1.How do the Pglogical handle if provider or subscriber is down for a significant time? Does it synch up automatically once the Db is up on both the nodes?

2.I have a very big table(around 800GB) that needs to be migrated using Pglogical, does it generates a lot of WAL on provider, and how to handle the situation going out of control.

3.Can we restore the database using pg dump or some other means on the subscriber node and after restore can we start Pglogical replication ? Does it synch the tables fast this way as most of the data is already there on subscribers?

Appreciate any points.

Thanks,
Kumar

Re: pglogical question

От
Vijaykumar Jain
Дата:
On Tue, 20 Jul 2021 at 20:50, Dharmendra K <dharmendra.sql@gmail.com> wrote:
Hi,
I am trying to explore Pglogical to migrate the database from one host to other and I have some questions.
1.How do the Pglogical handle if provider or subscriber is down for a significant time? Does it synch up automatically once the Db is up on both the nodes? 
subscriber creates a slot on the publisher, so WALs would be retained on the publisher if the subscriber is down. it will auto connect from where it stopped.
but make sure you have monitoring for the same as logical replication is slow. if it is broken and ignored for long, WALs pile up fast on a busy server.
 

2.I have a very big table(around 800GB) that needs to be migrated using Pglogical, does it generates a lot of WAL on provider, and how to handle the situation going out of control.
The initial sync occurs with a COPY command. so it should be fast. I dropped all but the primary key of the large table, reduced the time to COPY from almost a day to a few hours.
So if it is just one table, that has many indexes, you can try dropping the indexes but the primary key index on the subscriber in the beginning, and then rebuild the relevant index concurrently. This will save a lot of time.
 
 
3.Can we restore the database using pg dump or some other means on the subscriber node and after restore can we start Pglogical replication ? Does it synch the tables fast this way as most of the data is already there on subscribers?

a long time back, i tried experimenting the same as you wanted [1], it worked for me. but since i never got any confirmation, so i did not go with it. I do not know if this is the right way or if there are any gotchas. but i tried a demo just now on pg14, it still works fine today. The only reason I wanted to do this was, I could parallelism in restore, and compression in transfer.


Keep in mind the restrictions on logical replication. no DDL, sequences need to be manually copied, etc.

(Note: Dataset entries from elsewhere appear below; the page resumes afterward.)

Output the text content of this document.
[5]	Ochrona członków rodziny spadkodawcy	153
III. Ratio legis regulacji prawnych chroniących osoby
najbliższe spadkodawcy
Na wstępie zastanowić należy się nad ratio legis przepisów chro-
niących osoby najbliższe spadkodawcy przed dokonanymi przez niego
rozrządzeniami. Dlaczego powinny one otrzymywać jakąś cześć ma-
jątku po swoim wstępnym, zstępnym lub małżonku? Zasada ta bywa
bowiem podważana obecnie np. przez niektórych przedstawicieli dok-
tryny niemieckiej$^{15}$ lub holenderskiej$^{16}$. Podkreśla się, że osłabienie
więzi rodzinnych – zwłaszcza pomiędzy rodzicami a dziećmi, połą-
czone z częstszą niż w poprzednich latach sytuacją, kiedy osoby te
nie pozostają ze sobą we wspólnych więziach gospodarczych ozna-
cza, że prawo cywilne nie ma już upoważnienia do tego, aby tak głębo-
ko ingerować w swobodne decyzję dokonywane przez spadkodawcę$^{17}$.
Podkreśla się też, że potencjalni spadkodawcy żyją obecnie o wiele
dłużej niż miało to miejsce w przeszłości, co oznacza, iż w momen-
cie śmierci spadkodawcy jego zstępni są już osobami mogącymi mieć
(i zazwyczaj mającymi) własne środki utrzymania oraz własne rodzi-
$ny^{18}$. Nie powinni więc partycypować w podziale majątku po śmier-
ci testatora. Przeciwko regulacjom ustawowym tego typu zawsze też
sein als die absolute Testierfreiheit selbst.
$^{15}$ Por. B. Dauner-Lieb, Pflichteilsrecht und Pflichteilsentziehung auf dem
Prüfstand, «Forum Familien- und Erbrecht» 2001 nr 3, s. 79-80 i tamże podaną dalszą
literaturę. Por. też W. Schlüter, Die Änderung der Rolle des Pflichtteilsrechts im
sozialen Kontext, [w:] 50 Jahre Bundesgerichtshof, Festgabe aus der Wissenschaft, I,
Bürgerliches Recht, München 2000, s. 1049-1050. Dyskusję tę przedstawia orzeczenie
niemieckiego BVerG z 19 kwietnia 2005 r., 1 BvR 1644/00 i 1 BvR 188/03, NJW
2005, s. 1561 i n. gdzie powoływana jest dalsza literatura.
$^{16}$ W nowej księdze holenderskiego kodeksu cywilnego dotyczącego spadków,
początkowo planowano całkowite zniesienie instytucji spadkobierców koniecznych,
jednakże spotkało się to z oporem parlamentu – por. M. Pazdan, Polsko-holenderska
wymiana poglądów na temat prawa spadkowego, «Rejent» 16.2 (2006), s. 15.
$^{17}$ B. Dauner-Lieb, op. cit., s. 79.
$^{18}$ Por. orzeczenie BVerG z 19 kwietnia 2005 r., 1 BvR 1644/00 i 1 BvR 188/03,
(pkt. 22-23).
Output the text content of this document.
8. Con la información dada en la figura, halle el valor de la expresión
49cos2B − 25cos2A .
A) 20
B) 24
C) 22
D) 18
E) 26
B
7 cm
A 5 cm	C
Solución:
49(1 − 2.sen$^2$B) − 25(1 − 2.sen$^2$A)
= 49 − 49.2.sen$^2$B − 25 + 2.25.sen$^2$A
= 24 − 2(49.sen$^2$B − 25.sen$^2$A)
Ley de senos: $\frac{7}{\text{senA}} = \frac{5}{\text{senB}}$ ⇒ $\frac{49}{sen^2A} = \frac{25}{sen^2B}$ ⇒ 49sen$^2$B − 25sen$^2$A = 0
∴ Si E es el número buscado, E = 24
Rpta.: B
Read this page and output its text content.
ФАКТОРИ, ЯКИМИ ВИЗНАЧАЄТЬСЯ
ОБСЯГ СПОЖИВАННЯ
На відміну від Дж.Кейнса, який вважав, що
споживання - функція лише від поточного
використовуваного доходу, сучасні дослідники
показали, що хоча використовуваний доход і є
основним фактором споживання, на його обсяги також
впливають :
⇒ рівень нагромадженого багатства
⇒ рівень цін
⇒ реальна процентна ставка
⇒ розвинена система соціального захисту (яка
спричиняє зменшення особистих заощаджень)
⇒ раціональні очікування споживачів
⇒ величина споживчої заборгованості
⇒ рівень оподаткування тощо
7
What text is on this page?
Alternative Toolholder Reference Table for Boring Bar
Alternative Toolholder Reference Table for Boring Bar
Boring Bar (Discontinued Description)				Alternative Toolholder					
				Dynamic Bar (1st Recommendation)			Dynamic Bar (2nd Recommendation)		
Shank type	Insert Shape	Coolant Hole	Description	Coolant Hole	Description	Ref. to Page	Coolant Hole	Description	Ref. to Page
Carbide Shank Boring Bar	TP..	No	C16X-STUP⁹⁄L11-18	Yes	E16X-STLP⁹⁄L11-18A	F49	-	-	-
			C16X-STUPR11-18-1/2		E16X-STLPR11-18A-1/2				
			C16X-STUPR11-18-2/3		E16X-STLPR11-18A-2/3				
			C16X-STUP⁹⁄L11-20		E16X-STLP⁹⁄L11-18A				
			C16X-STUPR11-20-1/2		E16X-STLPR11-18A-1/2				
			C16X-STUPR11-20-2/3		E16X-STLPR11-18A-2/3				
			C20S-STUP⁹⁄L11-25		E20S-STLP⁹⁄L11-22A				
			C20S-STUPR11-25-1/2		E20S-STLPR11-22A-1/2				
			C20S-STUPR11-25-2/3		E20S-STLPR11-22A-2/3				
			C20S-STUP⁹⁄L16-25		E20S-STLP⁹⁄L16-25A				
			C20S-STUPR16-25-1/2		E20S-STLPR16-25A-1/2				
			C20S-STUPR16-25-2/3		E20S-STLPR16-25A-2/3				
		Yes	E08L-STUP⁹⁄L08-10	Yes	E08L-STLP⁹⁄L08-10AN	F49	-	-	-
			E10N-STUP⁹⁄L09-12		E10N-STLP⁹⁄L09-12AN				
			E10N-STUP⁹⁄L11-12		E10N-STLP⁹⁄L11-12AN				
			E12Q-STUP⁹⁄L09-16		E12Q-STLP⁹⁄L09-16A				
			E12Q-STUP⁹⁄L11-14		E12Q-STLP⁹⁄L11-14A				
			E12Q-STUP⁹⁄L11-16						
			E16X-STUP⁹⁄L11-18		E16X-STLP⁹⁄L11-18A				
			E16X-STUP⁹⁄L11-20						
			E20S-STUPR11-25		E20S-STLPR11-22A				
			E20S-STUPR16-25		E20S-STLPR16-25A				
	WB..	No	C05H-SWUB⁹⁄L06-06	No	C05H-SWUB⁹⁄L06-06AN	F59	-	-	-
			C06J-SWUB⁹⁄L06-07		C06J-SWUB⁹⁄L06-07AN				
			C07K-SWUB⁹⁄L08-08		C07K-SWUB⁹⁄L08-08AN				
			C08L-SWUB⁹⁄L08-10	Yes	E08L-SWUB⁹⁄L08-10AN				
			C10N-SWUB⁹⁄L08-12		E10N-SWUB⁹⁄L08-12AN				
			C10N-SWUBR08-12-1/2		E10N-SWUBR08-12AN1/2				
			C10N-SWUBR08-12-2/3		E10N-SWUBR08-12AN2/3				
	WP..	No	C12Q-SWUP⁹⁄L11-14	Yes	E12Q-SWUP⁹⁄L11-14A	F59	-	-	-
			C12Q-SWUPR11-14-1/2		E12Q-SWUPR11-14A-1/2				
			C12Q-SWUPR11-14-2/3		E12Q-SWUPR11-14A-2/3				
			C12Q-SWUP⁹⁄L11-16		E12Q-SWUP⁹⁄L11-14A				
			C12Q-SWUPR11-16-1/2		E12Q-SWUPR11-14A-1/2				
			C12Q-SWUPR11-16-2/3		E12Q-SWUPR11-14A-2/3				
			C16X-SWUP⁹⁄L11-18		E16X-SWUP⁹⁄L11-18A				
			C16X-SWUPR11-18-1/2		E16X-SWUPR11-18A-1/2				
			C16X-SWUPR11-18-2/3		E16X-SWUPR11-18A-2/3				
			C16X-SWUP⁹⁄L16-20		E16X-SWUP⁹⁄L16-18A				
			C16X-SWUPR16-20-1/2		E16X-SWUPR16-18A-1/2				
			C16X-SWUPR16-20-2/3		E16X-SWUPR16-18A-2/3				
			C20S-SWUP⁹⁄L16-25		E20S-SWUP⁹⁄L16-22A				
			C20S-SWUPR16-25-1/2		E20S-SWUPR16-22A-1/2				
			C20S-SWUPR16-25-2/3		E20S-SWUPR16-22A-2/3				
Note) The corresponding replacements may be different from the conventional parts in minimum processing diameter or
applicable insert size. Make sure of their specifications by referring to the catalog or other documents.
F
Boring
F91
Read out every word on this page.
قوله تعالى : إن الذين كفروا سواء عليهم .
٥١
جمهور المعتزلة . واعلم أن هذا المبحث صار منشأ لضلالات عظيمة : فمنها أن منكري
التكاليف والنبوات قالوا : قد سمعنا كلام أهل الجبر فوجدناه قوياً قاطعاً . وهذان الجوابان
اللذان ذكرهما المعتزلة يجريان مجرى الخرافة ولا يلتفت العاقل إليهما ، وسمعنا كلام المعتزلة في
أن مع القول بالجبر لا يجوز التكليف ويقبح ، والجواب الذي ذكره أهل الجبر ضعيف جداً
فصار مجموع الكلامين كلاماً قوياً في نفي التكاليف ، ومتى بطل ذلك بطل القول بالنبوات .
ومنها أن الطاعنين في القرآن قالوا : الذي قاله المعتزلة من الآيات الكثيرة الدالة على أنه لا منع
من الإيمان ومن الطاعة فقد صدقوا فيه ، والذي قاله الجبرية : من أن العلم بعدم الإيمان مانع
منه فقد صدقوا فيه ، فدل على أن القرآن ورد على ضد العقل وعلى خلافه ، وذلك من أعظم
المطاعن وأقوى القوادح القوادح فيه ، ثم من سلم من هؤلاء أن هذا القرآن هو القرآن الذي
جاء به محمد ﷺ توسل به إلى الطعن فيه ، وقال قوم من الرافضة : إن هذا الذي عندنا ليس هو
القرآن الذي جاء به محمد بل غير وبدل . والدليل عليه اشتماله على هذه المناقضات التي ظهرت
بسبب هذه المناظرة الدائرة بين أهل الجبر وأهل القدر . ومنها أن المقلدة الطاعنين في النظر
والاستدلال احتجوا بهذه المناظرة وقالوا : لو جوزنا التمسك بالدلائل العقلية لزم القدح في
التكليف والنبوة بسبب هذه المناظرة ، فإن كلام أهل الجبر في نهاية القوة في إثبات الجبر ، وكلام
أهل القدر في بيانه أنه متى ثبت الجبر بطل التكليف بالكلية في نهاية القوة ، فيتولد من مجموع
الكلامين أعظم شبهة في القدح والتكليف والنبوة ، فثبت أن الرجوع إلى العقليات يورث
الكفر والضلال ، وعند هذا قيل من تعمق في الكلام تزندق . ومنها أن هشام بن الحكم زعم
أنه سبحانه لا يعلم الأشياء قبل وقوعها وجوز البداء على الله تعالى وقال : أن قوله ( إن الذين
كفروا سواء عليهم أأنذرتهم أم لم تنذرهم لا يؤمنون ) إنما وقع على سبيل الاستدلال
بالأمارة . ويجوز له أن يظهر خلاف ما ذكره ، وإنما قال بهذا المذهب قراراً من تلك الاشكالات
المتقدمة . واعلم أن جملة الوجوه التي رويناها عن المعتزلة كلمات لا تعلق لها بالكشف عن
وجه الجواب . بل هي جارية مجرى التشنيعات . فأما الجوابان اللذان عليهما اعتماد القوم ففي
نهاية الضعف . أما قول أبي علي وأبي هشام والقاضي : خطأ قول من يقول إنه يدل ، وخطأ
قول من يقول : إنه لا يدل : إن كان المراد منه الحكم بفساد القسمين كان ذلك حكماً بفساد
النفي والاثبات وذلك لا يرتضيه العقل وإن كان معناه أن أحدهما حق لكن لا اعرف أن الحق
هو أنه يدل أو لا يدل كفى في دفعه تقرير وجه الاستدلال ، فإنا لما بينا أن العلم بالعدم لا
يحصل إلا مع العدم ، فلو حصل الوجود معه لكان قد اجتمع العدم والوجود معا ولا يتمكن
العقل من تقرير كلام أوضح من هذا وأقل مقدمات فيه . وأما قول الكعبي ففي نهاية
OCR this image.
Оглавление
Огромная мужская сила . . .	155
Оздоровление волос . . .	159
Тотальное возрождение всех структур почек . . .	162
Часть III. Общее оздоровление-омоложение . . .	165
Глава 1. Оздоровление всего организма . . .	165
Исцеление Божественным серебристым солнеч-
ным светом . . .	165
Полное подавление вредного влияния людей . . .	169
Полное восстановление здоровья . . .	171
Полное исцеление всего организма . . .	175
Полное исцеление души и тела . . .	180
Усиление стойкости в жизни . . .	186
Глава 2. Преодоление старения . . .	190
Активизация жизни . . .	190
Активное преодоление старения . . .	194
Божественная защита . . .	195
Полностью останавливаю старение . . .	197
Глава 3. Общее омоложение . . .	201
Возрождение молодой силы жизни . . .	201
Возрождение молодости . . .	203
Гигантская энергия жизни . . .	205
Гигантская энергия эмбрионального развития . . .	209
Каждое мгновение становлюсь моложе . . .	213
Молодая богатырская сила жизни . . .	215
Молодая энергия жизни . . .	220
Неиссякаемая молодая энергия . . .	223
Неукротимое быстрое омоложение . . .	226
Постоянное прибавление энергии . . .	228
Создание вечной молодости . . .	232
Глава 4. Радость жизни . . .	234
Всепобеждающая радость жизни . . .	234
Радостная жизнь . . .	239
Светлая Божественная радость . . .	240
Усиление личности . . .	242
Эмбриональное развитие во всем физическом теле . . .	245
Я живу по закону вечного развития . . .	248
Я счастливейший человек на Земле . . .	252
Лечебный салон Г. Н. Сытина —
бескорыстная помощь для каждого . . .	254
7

I did the mentioned a couple of years back, i hope someone with more knowledge would give a better answer. 

--
Thanks,
Vijay
Mumbai, India

Re: pglogical question

От
Dharmendra K
Дата:
Thanks, Vijaykumar for the inputs.

On Tue, Jul 20, 2021 at 9:51 AM Vijaykumar Jain <vijaykumarjain.github@gmail.com> wrote:
On Tue, 20 Jul 2021 at 20:50, Dharmendra K <dharmendra.sql@gmail.com> wrote:
Hi,
I am trying to explore Pglogical to migrate the database from one host to other and I have some questions.
1.How do the Pglogical handle if provider or subscriber is down for a significant time? Does it synch up automatically once the Db is up on both the nodes? 
subscriber creates a slot on the publisher, so WALs would be retained on the publisher if the subscriber is down. it will auto connect from where it stopped.
but make sure you have monitoring for the same as logical replication is slow. if it is broken and ignored for long, WALs pile up fast on a busy server.
 

2.I have a very big table(around 800GB) that needs to be migrated using Pglogical, does it generates a lot of WAL on provider, and how to handle the situation going out of control.
The initial sync occurs with a COPY command. so it should be fast. I dropped all but the primary key of the large table, reduced the time to COPY from almost a day to a few hours.
So if it is just one table, that has many indexes, you can try dropping the indexes but the primary key index on the subscriber in the beginning, and then rebuild the relevant index concurrently. This will save a lot of time.
 
 
3.Can we restore the database using pg dump or some other means on the subscriber node and after restore can we start Pglogical replication ? Does it synch the tables fast this way as most of the data is already there on subscribers?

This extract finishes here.